I was 3 months pregnant and bracing for what I thought was going to be the biggest challenge yet: starting a master’s and delivering a newborn. We left the conference room with a Rockford University coffee mug, excitement and apprehension. Over the next year the 20 of us became family. I delivered George and edited my relevant topic paper in the hospital the following morning. I showed up to class 9 days after delivery and was quickly reminded why we are supposed to take 6 weeks to rest and heal. I thought the most challenging part was over. I had no idea.

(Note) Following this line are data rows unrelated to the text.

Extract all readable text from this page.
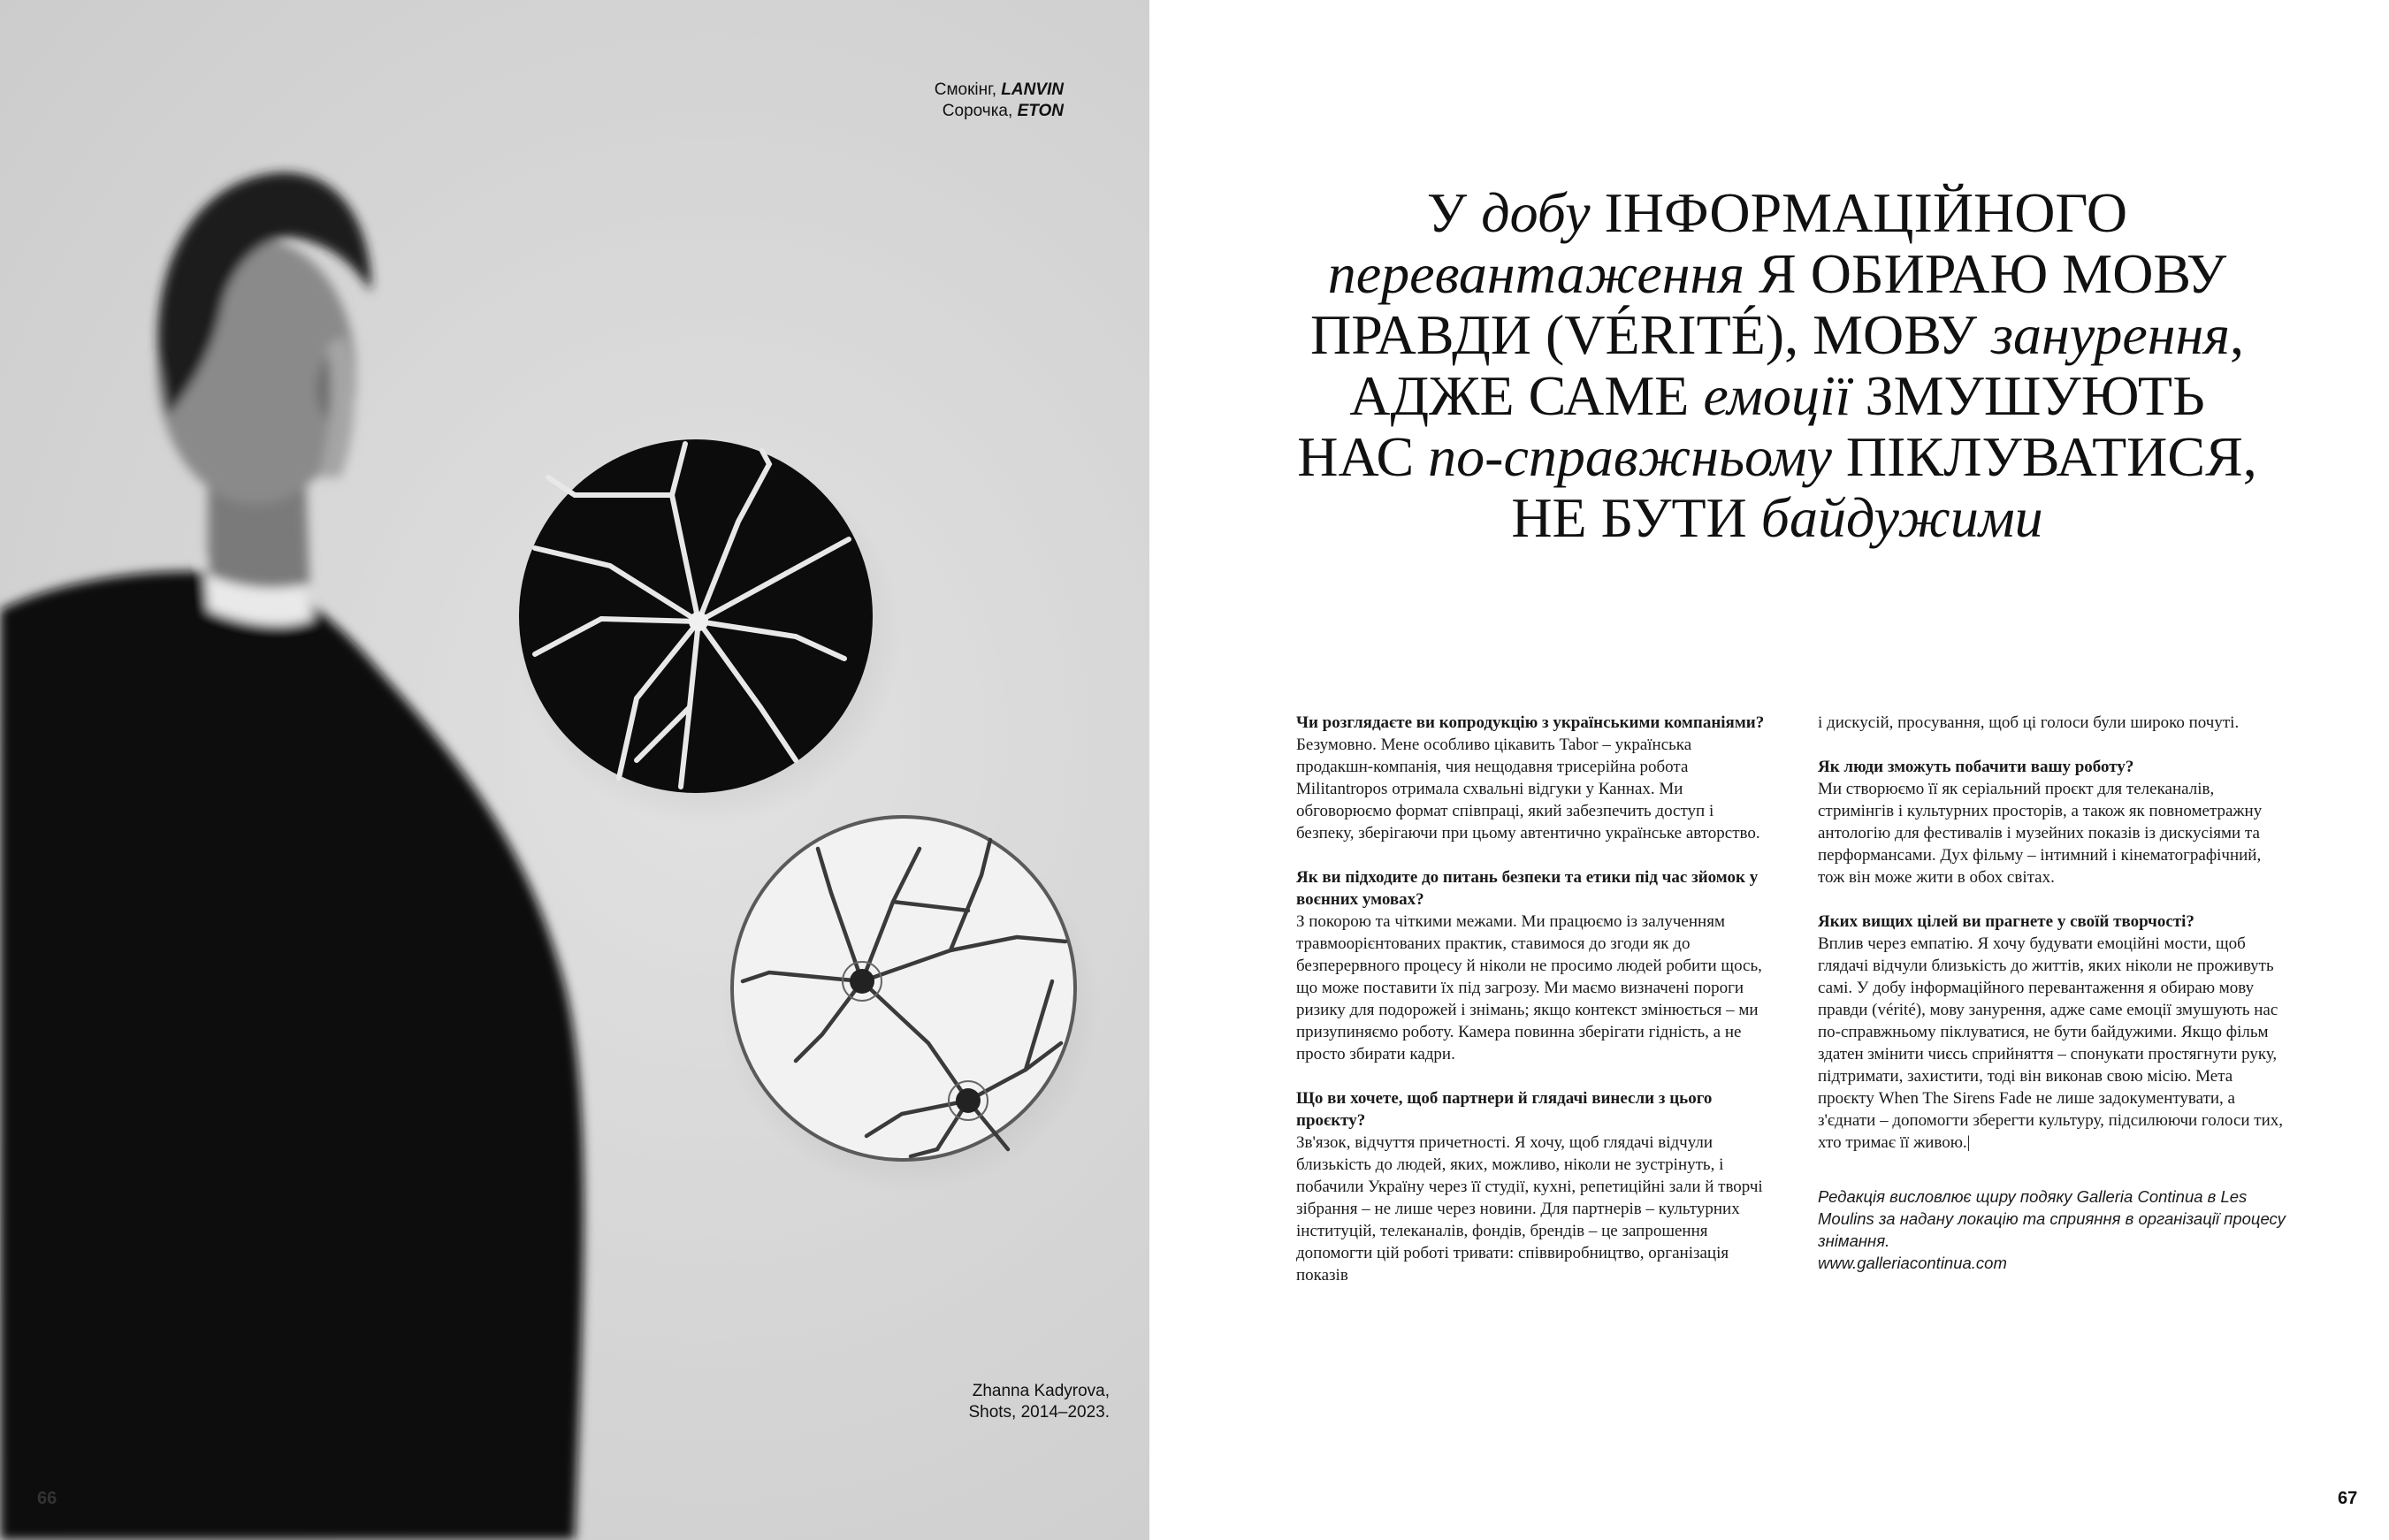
Смокінг, LANVIN
Сорочка, ETON
Zhanna Kadyrova,
Shots, 2014–2023.
66
У добу ІНФОРМАЦІЙНОГО
перевантаження Я ОБИРАЮ МОВУ
ПРАВДИ (VÉRITÉ), МОВУ занурення,
АДЖЕ САМЕ емоції ЗМУШУЮТЬ
НАС по-справжньому ПІКЛУВАТИСЯ,
НЕ БУТИ байдужими

Чи розглядаєте ви копродукцію з українськими компаніями?
Безумовно. Мене особливо цікавить Tabor – українська продакшн-компанія, чия нещодавня трисерійна робота Militantropos отримала схвальні відгуки у Каннах. Ми обговорюємо формат співпраці, який забезпечить доступ і безпеку, зберігаючи при цьому автентично українське авторство.

Як ви підходите до питань безпеки та етики під час зйомок у воєнних умовах?
З покорою та чіткими межами. Ми працюємо із залученням травмоорієнтованих практик, ставимося до згоди як до безперервного процесу й ніколи не просимо людей робити щось, що може поставити їх під загрозу. Ми маємо визначені пороги ризику для подорожей і знімань; якщо контекст змінюється – ми призупиняємо роботу. Камера повинна зберігати гідність, а не просто збирати кадри.

Що ви хочете, щоб партнери й глядачі винесли з цього проєкту?
Зв'язок, відчуття причетності. Я хочу, щоб глядачі відчули близькість до людей, яких, можливо, ніколи не зустрінуть, і побачили Україну через її студії, кухні, репетиційні зали й творчі зібрання – не лише через новини. Для партнерів – культурних інституцій, телеканалів, фондів, брендів – це запрошення допомогти цій роботі тривати: співвиробництво, організація показів

і дискусій, просування, щоб ці голоси були широко почуті.

Як люди зможуть побачити вашу роботу?
Ми створюємо її як серіальний проєкт для телеканалів, стримінгів і культурних просторів, а також як повнометражну антологію для фестивалів і музейних показів із дискусіями та перформансами. Дух фільму – інтимний і кінематографічний, тож він може жити в обох світах.

Яких вищих цілей ви прагнете у своїй творчості?
Вплив через емпатію. Я хочу будувати емоційні мости, щоб глядачі відчули близькість до життів, яких ніколи не проживуть самі. У добу інформаційного перевантаження я обираю мову правди (vérité), мову занурення, адже саме емоції змушують нас по-справжньому піклуватися, не бути байдужими. Якщо фільм здатен змінити чиєсь сприйняття – спонукати простягнути руку, підтримати, захистити, тоді він виконав свою місію. Мета проєкту When The Sirens Fade не лише задокументувати, а з'єднати – допомогти зберегти культуру, підсилюючи голоси тих, хто тримає її живою.|

Редакція висловлює щиру подяку Galleria Continua в Les Moulins за надану локацію та сприяння в організації процесу знімання.
www.galleriacontinua.com
67
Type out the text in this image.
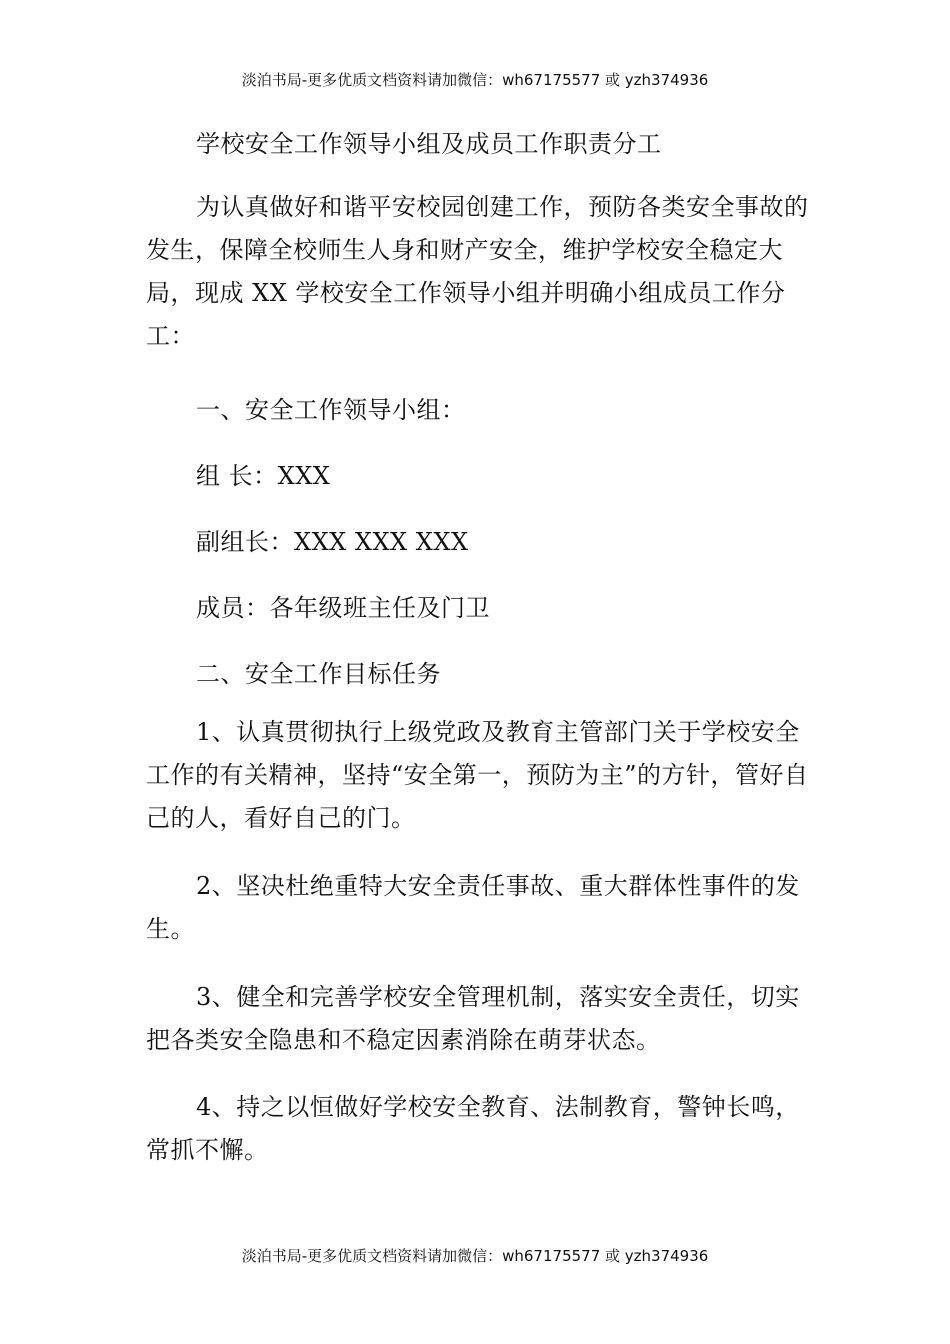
淡泊书局-更多优质文档资料请加微信：wh67175577 或 yzh374936
学校安全工作领导小组及成员工作职责分工
为认真做好和谐平安校园创建工作，预防各类安全事故的发生，保障全校师生人身和财产安全，维护学校安全稳定大局，现成 XX 学校安全工作领导小组并明确小组成员工作分工：
一、安全工作领导小组：
组 长：XXX
副组长：XXX XXX XXX
成员：各年级班主任及门卫
二、安全工作目标任务
1、认真贯彻执行上级党政及教育主管部门关于学校安全工作的有关精神，坚持“安全第一，预防为主”的方针，管好自己的人，看好自己的门。
2、坚决杜绝重特大安全责任事故、重大群体性事件的发生。
3、健全和完善学校安全管理机制，落实安全责任，切实把各类安全隐患和不稳定因素消除在萌芽状态。
4、持之以恒做好学校安全教育、法制教育，警钟长鸣，常抓不懈。
淡泊书局-更多优质文档资料请加微信：wh67175577 或 yzh374936
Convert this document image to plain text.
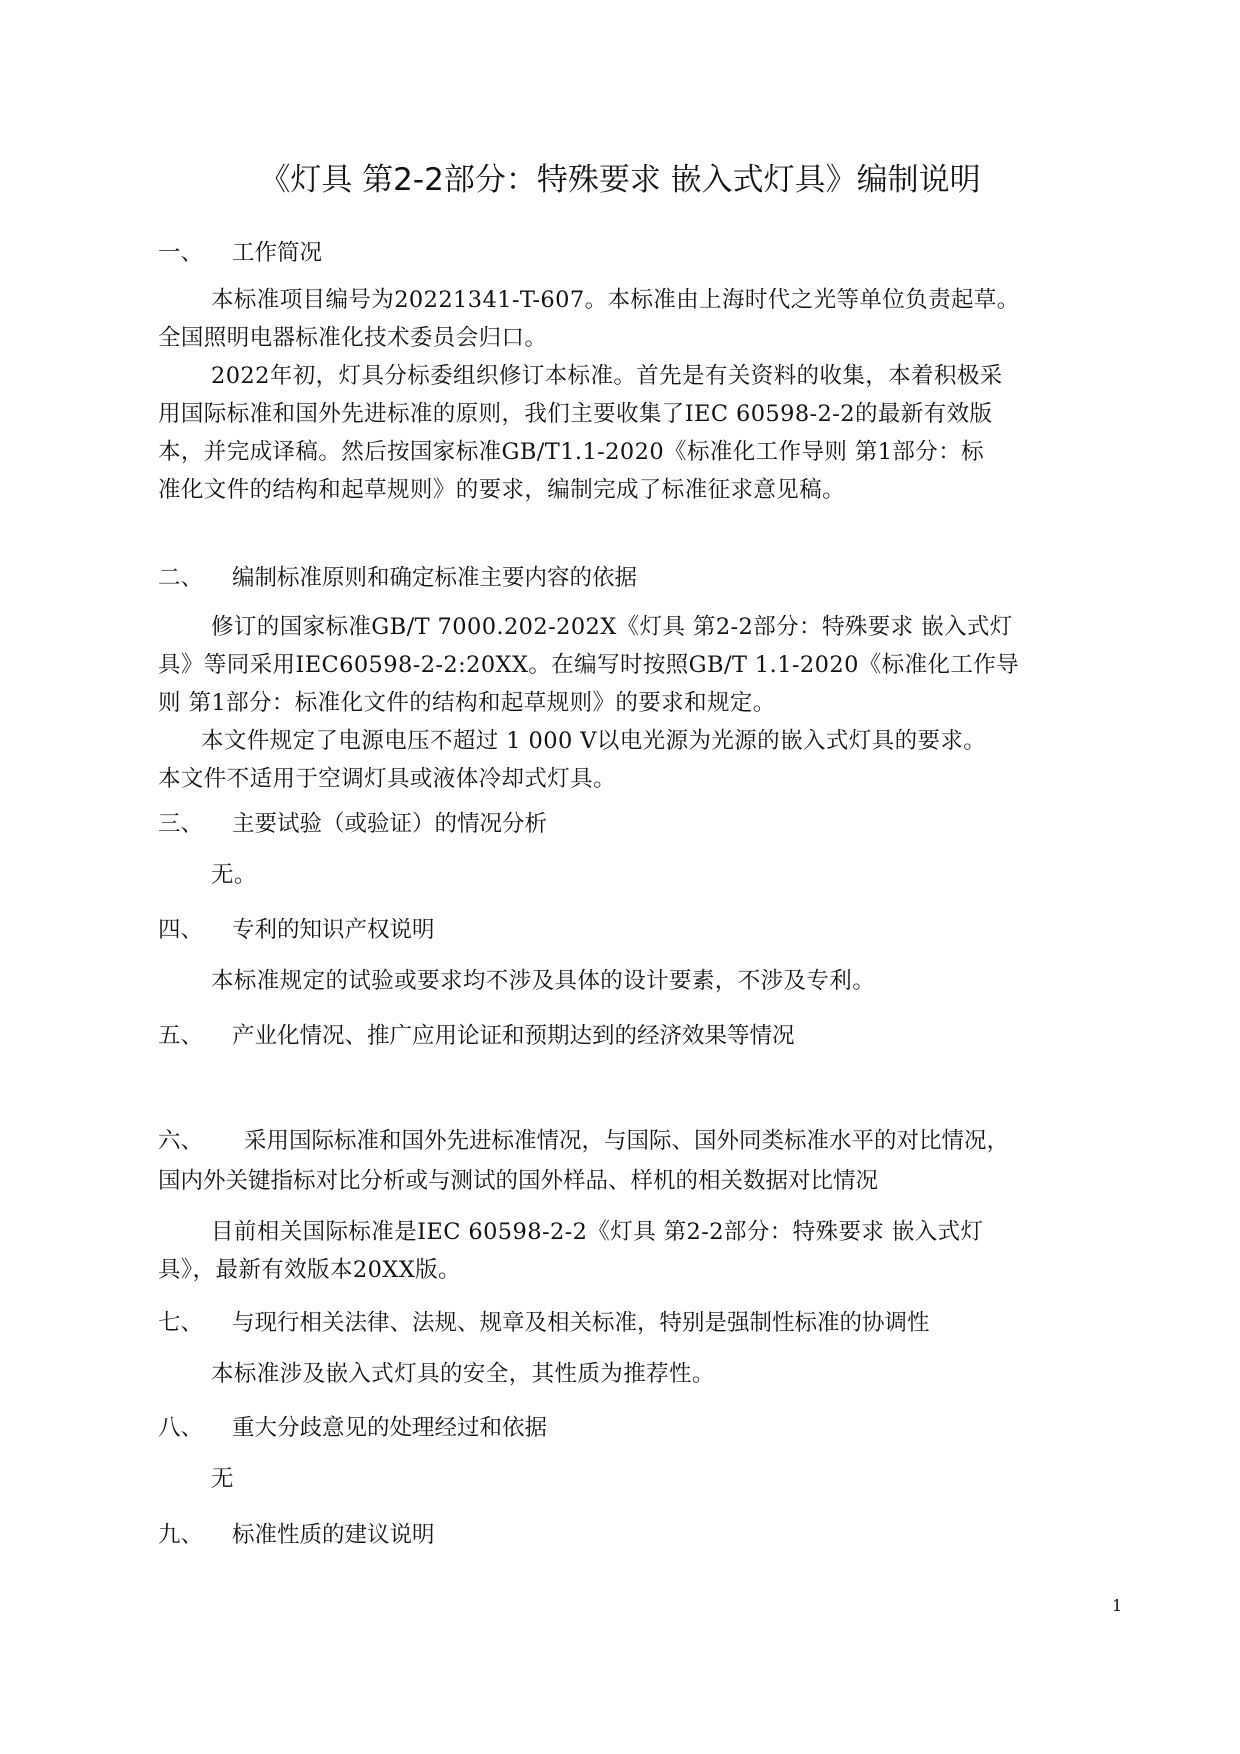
《灯具 第2-2部分：特殊要求 嵌入式灯具》编制说明
一、 工作简况
本标准项目编号为20221341-T-607。本标准由上海时代之光等单位负责起草。
全国照明电器标准化技术委员会归口。
2022年初，灯具分标委组织修订本标准。首先是有关资料的收集，本着积极采
用国际标准和国外先进标准的原则，我们主要收集了IEC 60598-2-2的最新有效版
本，并完成译稿。然后按国家标准GB/T1.1-2020《标准化工作导则 第1部分：标
准化文件的结构和起草规则》的要求，编制完成了标准征求意见稿。
二、 编制标准原则和确定标准主要内容的依据
修订的国家标准GB/T 7000.202-202X《灯具 第2-2部分：特殊要求 嵌入式灯
具》等同采用IEC60598-2-2:20XX。在编写时按照GB/T 1.1-2020《标准化工作导
则 第1部分：标准化文件的结构和起草规则》的要求和规定。
本文件规定了电源电压不超过 1 000 V以电光源为光源的嵌入式灯具的要求。
本文件不适用于空调灯具或液体冷却式灯具。
三、 主要试验（或验证）的情况分析
无。
四、 专利的知识产权说明
本标准规定的试验或要求均不涉及具体的设计要素，不涉及专利。
五、 产业化情况、推广应用论证和预期达到的经济效果等情况
六、 采用国际标准和国外先进标准情况，与国际、国外同类标准水平的对比情况，
国内外关键指标对比分析或与测试的国外样品、样机的相关数据对比情况
目前相关国际标准是IEC 60598-2-2《灯具 第2-2部分：特殊要求 嵌入式灯
具》，最新有效版本20XX版。
七、 与现行相关法律、法规、规章及相关标准，特别是强制性标准的协调性
本标准涉及嵌入式灯具的安全，其性质为推荐性。
八、 重大分歧意见的处理经过和依据
无
九、 标准性质的建议说明
1
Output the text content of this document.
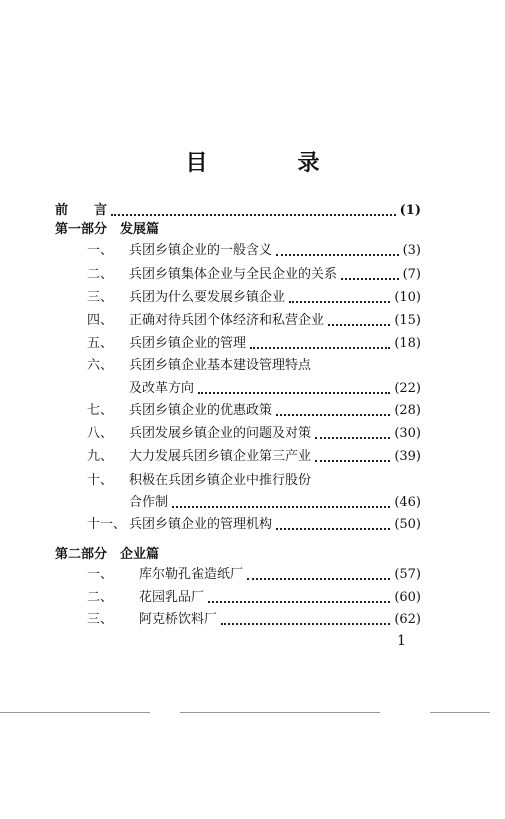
目　录
前　　言	(1)
第一部分　发展篇
一、	兵团乡镇企业的一般含义	(3)
二、	兵团乡镇集体企业与全民企业的关系	(7)
三、	兵团为什么要发展乡镇企业	(10)
四、	正确对待兵团个体经济和私营企业	(15)
五、	兵团乡镇企业的管理	(18)
六、	兵团乡镇企业基本建设管理特点
及改革方向	(22)
七、	兵团乡镇企业的优惠政策	(28)
八、	兵团发展乡镇企业的问题及对策	(30)
九、	大力发展兵团乡镇企业第三产业	(39)
十、	积极在兵团乡镇企业中推行股份
合作制	(46)
十一、 兵团乡镇企业的管理机构	(50)
第二部分　企业篇
一、	库尔勒孔雀造纸厂	(57)
二、	花园乳品厂	(60)
三、	阿克桥饮料厂	(62)
1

In September on the first week of school, our district was hit by ransomware. We had no internet, no printers, no phones, no clocks, no bells, no PA system, no access to years of resources on district servers (this is part of the reason I haven’t blogged) Even still, we persisted in our studies, all the while reinventing our craft and our materials for our jobs. In December 2019 we all attended cohort 2’s research symposium, excitedly supporting our colleagues and talking about our own day soon to come. The ransomware attack had mostly been resolved and we thought we could get back to normal. We had no idea.
By March the University announced classes would no longer be in person and we shifted to zoom, where we remain. Many of us have children at home and having class over dinner time and bedtime is not exactly easy. Meanwhile many of us had to shift and rethink our research projects, now severely impacted by the pandemic. Once again we found ourselves reinventing our craft as we struggled to find effective ways to teach online learners, hybrid learners with less contact time and constantly changing schedules and constant uncertainty about what tomorrow would look like. When I entered this program, I entered with a mindset that I would just “get it done”. Completion wasn’t something to be particularly proud of because getting a master’s is just a thing “you do” as a teacher. All of that has changed. And in the process we’ve been transformed as educators and bonded forever as friends.